Prof. Andrew Azzopardi declared that “The Faculty is committed, through scholarship and research, to the eradication of poverty in all its forms.”
Recently the Faculty in collaboration with the Ministry responsible for social policy has announced an in-depth study on de-institutionalisation, and its attendant risks of poverty, being carried out alongside government stakeholders.
The academic argued that poverty is complex, with factors beyond the control of any one organisation or government entity. There is an urgent need for further investment in academic and research-based contributions, to achieve these objectives on behalf of national authorities and sectoral collaborators, Azzopardi asserted.

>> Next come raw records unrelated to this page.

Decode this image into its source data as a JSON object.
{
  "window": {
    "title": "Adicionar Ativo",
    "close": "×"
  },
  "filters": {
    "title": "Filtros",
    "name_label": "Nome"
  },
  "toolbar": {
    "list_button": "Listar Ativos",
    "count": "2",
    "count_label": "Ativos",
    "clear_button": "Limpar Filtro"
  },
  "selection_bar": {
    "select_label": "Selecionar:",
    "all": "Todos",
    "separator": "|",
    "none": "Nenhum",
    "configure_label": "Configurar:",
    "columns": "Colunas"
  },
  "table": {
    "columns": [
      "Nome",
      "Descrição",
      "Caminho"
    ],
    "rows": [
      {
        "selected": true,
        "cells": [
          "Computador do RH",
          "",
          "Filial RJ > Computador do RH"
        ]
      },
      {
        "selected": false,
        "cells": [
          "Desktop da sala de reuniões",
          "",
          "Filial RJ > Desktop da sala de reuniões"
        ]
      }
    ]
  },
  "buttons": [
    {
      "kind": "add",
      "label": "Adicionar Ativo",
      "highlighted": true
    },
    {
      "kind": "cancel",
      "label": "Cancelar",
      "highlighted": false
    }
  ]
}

“For these reasons, Malta must take constructive action during the ongoing pandemic and current economic uncertainties, with a vision that prioritises the best interests of the most vulnerable members of society” said the Dean of the Faculty for Social Wellbeing.
This follows the revelations made EU’s Statistics on Income and Living Conditions (EU-SILC) based on 2019 data. According to the study, around 97,183 people – or 20.1% of the population is at risk of poverty or social exclusion.